Usurper – The Big Four CD-R (Giant Tank)
You’ll have to forgive me. I am off work sick with that horrible bathroom unpleasantness thing and feeling a bit other worldly. Not sure what I want to do, TV’s a drag, not got any films I want to watch, can’t focus on a book so I thought I would write. So this isn’t exactly a missive from the flu frontline, more a general weepy malaise. Read on reader! For me Usurper are one of the most intriguing groups around at the minute. I can understand why their slack rumble and rattling can come across as a joke on the audience. But listen deep and you’re rewarded by a map of micro-sound; familiar scrapings and gurpings that are a welcome relief to all that reductionist mump. In fact, while remaining strictly no-input, this has an ultra Spartan quality that I would have thought would have dragged the micro-improv world to the Auld Reekies duo’s sound years ago. The Big Four has four stretched out tracks of extended elastic band pluck, fizzing alka-seltza, polystyrene twist, rubber ball bouncing, wotsit munch, tin clicking, occasionally throating glock, dropped coin, wrenched bubble wrap etc. As ever it’s how this sonic detritus is piled up that reveals the art. Nothing so corny as building to a junk crescendo…this is all about joining and dividing, clotting and unknotting, rubbing sounds vs percussive sounds, natural sounds vs man-made honk. My recent deep descent into the world of Sound Poetry/Mouth Guff has revealed the works of Jackson Mac Low. A poet, performer and fellow rattling fidget in the style of Usurper. I guess if you have to draw a parallel or you feel the need to legitimise this kinda fuff here’s your chance. Jackson’s celebrated hump ‘A piece for Sari Dienes’ is almost indistinguishable from some of the jams Usurper treat us to here. The final track (representing either Anthrax, Metallica, Slayer or Megadeth) is even more based in mouthjizz terms with fireside homilies and pre-language yelps delivered against mung mumbling, lippy hissing and distant pre-recorded voices. They capture a moment of Bruce Forsyth ‘ggggggggg’ in an uncanny tribute to the chinny entertainer that cuts through like a knife. Brilliant. What Usurper bring to the table isn’t just this post Sound Poetry vibe but also a gritty purity that’s just right for a double dip economy. This speaks to Berklee Grad Students with the vocabulary of the JML catalogue or Poundshop chic. All recorded in one day (October 7th…henceforth know as Duff/Robertson day).

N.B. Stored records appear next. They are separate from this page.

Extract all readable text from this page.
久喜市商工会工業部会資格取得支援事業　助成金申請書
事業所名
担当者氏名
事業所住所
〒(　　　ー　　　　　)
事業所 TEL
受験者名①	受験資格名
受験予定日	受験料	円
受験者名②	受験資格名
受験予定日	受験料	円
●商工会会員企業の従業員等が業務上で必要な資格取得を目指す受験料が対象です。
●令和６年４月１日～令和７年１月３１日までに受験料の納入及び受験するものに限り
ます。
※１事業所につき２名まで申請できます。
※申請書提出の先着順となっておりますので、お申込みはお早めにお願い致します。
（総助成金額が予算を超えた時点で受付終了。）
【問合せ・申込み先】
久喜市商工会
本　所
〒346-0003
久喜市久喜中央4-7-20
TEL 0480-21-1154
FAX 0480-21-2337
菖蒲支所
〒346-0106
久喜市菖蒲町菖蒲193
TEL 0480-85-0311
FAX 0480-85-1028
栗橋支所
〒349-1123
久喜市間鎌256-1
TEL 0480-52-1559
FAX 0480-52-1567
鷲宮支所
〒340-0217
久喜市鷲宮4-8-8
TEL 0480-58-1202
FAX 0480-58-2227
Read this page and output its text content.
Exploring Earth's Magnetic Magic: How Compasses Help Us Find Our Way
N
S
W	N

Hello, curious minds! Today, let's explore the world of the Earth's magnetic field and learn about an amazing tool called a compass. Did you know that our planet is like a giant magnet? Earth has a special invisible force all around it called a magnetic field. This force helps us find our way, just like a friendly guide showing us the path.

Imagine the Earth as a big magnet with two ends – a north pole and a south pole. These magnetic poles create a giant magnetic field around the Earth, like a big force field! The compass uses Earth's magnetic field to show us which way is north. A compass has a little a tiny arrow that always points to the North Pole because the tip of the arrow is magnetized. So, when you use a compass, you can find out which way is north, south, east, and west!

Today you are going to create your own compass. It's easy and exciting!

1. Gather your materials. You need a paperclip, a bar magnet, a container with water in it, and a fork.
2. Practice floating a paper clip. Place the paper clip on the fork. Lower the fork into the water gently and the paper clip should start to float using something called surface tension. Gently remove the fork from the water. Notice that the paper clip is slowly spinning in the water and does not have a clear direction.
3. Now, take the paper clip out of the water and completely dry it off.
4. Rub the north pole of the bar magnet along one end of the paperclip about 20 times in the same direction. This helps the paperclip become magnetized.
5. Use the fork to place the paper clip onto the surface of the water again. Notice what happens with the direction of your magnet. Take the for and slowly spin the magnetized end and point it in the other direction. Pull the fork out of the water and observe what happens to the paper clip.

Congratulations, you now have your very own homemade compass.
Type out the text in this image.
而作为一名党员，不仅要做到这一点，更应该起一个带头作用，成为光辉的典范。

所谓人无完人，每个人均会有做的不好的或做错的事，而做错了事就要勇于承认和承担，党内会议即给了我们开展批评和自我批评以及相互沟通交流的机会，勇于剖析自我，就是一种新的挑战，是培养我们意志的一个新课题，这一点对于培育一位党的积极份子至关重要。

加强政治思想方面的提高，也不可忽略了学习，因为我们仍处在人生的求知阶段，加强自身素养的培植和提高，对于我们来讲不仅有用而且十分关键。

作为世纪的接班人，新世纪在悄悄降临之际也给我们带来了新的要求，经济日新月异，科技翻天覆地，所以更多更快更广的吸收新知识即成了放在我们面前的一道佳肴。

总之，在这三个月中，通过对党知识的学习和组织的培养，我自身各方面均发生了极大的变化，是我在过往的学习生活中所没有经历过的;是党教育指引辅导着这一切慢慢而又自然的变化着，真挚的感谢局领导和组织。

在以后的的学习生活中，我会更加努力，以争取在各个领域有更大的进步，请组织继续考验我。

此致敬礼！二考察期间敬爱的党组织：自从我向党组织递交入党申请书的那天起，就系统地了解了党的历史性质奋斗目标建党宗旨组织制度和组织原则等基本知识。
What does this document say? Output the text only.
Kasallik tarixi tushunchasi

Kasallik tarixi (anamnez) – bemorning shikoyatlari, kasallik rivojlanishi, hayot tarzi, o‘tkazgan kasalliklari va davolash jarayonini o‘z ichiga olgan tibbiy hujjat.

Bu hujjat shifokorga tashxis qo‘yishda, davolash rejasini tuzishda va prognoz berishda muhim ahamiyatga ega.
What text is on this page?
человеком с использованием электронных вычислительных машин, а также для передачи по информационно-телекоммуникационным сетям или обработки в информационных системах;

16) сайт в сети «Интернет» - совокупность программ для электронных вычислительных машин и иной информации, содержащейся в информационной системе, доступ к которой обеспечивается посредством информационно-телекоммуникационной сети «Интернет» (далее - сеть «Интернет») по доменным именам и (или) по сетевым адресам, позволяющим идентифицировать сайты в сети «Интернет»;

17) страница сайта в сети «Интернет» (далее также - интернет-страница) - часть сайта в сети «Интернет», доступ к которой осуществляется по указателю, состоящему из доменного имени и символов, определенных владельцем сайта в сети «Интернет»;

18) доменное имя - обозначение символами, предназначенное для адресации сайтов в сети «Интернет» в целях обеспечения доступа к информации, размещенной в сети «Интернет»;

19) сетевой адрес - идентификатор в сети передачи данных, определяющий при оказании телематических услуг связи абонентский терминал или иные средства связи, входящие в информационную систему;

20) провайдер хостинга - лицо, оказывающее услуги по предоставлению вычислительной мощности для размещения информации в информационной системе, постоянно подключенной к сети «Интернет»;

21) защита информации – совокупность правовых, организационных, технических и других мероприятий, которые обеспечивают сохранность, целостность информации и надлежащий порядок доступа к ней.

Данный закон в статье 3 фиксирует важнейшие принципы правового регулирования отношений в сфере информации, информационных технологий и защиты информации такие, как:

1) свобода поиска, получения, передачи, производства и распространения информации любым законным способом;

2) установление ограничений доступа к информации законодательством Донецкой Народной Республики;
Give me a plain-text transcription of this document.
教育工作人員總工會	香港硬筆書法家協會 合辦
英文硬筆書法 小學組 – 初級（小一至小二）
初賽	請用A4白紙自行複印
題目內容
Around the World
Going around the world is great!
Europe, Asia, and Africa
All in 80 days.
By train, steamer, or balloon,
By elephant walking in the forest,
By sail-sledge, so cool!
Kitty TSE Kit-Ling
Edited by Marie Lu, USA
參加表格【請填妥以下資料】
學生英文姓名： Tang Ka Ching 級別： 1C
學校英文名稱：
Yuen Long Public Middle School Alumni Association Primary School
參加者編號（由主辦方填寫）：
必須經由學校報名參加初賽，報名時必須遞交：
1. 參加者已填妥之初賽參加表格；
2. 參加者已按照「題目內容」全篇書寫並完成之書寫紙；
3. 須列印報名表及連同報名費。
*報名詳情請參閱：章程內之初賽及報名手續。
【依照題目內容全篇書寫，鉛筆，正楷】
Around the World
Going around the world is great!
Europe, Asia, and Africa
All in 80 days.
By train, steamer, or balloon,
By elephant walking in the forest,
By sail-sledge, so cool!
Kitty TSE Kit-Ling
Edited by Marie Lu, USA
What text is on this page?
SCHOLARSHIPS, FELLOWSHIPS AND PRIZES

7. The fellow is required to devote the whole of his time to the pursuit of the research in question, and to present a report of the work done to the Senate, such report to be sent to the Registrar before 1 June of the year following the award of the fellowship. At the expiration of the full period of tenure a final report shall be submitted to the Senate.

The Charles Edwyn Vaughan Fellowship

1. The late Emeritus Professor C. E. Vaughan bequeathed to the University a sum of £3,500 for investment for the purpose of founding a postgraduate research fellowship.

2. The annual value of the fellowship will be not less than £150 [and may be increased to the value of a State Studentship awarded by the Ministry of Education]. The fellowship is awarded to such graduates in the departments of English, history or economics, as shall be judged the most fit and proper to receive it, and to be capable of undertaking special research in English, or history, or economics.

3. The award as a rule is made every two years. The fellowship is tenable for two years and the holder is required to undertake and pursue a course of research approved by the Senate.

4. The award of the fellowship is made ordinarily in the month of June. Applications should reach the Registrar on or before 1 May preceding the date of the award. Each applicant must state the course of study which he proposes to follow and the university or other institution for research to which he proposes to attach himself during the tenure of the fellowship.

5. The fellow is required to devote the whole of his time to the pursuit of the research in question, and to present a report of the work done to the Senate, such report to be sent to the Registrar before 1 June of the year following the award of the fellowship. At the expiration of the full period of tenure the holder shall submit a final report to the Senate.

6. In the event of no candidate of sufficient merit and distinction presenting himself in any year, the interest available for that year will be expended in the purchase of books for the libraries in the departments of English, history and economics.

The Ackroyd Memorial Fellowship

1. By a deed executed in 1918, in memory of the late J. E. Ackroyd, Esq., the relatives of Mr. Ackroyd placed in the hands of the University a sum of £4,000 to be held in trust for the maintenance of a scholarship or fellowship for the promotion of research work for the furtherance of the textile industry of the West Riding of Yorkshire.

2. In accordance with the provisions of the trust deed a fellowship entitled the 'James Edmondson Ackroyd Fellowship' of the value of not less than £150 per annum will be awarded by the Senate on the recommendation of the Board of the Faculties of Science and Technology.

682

The Whole Voyald – Circumambulations parts 1 & 2, 7 inch vinyl (Winebox Press)
A rare vinyl release from Winebox Press/Serfs/Whole Voyald/Vampire Blues jam-master Jon Collin. The cover sports a bleak grey seascape, minimal info and blank labels. Not much to go on at all. But slap this platter on the turntable and you get sucked into a 3 dimensional kaleidoscopic dream. Psychedelic in the broadest sense of the word the sticky money shot here is the soaring, ripping, taunting guitar soloing that seems to hover slightly above the lazy, grainy strumming…the only thing keeping this from flipping right out the room. It starts off easy enough, a bluesy vamp, a simple gob-iron riff (classic protest song chord changes) and then this vital, shaking hell of a solo tears the roof off. Tonally this is like a tinfoil pie case being crushed in a weathered fist. Structurally it’s like a harmolodic Neil Hagerty; all lightning fast ‘sense’ U-turns and mercurial fingerings. I’ve compared Jon to Sonny Sharrock before and yet again I think the comparisons are justified. There’s something unhinged and unschooled here. More like a stream of consciousness lava flow than prissily measured note clusters. The other side is a churning ocean current; you listen though a layer of silt to Prince Namor’s underwater blues for a destroyed Atlantis. Giant structures assemble then fall, scattering rocks down the abyss…silently. Yup…this side is easier on the ear, it’s more rounded and less metallic…like a drizzly geography field trip on wax.